Il nostro cervello non fa differenza tra realtà e immaginazione. Risponde allo stesso modo sia che lo stimolo all’origine sia reale o semplicemente evocato. Non è in grado di distinguere tra un’esperienza che abbiamo vissuto realmente e la stessa esperienza semplicemente ricordata oppure ancora immaginata. Siamo quindi facilmente ingannabili? In effetti sì, lo siamo.
Ma come per ogni cosa, se ribaltiamo la prospettiva, tutto può trasformarsi in una preziosa risorsa. Il primo vantaggio è che proprio con l’aiuto della nostra immaginazione possiamo permetterci di provare, esplorare, sbagliare e imparare dai nostri errori, semplicemente simulando uno scenario. Come quando eravamo bambini e imparavamo a capire il mondo attraverso il gioco, che è un perfetto contesto di simulazione della realtà. Ora la domanda è: siamo ancora capaci di giocare?

“Si è sempre fatto così!”
Crescendo facciamo esperienza, impariamo, “salviamo con nome” e archiviamo nei dischi della nostra memoria. Quando poi ci ritroviamo in un contesto simile a ciò di cui abbiamo già esperienza, automaticamente il nostro cervello va ad aprire quei file offrendo la risposta allora salvata. E così continuiamo a prendere decisioni unicamente sulla base delle nostre esperienze passate, reiterando processi e consolidando meccanismi.
Sia nel lavoro che nella vita di tutti i giorni, mi capita spesso di appoggiare sul tavolo delle proposte qualcosa di nuovo, inusuale e inesplorato. Nove volte su dieci la reazione è di chiusura e diffidenza. Si preferisce camminare su strade già battute, forti del fatto che “si è sempre fatto così!”, senza mai metterne in dubbio la validità, nei secoli dei secoli. Amen.

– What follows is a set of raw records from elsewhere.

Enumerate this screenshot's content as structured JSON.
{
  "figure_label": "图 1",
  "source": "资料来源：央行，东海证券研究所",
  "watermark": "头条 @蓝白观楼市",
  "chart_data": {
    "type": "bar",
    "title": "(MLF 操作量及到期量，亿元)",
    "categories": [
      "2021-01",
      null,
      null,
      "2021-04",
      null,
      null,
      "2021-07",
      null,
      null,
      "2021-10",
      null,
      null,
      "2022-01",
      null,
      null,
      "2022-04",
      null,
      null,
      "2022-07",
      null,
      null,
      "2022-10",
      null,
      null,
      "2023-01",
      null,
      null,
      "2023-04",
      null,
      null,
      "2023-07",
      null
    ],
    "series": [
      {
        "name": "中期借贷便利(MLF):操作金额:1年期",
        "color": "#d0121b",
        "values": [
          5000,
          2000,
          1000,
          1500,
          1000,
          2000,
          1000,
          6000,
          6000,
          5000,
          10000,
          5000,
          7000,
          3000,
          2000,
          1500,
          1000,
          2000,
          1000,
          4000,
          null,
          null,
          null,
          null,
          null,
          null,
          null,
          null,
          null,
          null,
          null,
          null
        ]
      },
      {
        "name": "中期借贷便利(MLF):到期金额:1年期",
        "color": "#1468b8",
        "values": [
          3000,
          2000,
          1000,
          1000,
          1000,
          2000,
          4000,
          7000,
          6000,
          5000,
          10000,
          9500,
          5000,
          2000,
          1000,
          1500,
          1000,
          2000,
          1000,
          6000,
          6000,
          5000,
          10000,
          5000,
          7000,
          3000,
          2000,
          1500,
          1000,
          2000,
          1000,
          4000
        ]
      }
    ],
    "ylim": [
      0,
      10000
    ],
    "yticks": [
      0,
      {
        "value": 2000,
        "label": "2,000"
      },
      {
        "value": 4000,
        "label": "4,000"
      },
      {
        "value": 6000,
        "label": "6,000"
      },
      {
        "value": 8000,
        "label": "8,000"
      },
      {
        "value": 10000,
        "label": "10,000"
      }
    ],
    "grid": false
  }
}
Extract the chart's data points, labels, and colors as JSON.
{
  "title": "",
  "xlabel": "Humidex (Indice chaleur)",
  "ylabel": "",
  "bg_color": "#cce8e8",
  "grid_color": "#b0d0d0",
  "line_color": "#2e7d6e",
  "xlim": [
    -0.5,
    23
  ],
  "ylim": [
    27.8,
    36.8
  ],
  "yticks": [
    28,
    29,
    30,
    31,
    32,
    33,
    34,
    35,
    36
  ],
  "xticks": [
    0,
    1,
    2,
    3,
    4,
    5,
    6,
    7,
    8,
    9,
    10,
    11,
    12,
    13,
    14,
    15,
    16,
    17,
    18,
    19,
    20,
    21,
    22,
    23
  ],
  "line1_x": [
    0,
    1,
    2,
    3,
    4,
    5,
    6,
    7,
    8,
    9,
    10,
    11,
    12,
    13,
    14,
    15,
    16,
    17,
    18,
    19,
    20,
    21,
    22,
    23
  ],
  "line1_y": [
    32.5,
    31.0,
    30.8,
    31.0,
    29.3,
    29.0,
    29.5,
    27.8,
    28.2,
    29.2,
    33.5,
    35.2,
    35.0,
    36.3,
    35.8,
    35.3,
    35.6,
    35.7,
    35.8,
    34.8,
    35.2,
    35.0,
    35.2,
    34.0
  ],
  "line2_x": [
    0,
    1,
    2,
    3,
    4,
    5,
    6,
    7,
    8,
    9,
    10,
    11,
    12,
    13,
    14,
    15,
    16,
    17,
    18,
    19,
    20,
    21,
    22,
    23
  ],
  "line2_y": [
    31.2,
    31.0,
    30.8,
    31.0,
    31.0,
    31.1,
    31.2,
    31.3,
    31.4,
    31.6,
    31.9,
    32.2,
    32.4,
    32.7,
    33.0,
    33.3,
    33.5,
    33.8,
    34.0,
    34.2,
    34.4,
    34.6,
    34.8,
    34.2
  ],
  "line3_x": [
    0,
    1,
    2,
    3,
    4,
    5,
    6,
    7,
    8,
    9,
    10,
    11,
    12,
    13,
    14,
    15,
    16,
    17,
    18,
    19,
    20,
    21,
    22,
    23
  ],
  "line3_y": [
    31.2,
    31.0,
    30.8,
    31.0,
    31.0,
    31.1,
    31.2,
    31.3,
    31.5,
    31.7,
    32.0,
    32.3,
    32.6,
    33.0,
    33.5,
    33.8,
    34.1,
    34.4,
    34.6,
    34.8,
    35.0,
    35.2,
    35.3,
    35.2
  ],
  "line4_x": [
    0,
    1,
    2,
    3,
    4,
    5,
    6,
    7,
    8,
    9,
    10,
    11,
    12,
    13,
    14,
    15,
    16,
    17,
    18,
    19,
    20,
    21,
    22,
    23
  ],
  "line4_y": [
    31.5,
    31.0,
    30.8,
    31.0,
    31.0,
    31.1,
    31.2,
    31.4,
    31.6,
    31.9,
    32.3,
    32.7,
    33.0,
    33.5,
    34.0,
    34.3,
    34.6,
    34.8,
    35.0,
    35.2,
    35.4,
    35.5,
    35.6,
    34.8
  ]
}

Lo sguardo lungo dell’immaginazione
Ho molto rispetto dell’esperienza, in qualsiasi campo. È sapere enciclopedico a cui attingere per imparare dal passato. Ma non è scolpito nella pietra. Le cose cambiano, in continuazione, e la pandemia di carte in tavola ne ha cambiate davvero parecchie! È proprio quando lo scenario cambia e il contesto ci appare diverso e meno accomodante, che ci accorgiamo che le risposte di ieri non funzionano più. Arriva il momento allora in cui non possiamo più permetterci di rassegnarci alle resistenze dell’esperienza passata, mentre possiamo fare appello a una risorsa incredibile che tutti abbiamo: l’immaginazione. L’esperienza, infatti, ha lo sguardo rivolto a ieri, mentre l’immaginazione sa guardare avanti e ha pure l’occhio lungo. “Se lo puoi immaginare, lo puoi fare”, ci ha insegnato Walt Disney.
Mettendosi in gioco s’impara
L’esperimento delle scimmie raccontato nel video ci fa rendere conto ancor di più che le esperienze del passato condizionano, e anche parecchio, il nostro comportamento, opponendo resistenza al cambiamento e portandoci alla lunga a non chiederci nemmeno più se questo abbia, ancora oggi, un senso.
Consapevoli di questo, se è vero che l’uomo discende dalla scimmia, dimostriamo ancora una volta di esserne la sua evoluzione e scegliamo di essere la 48esima, quella che non dà nulla per scontato, che si chiede se il comportamento di ieri abbia ancora senso oggi, quella che sa immaginare e mettersi in gioco. Perché mettendosi in gioco s’impara e, soprattutto, ci si evolve.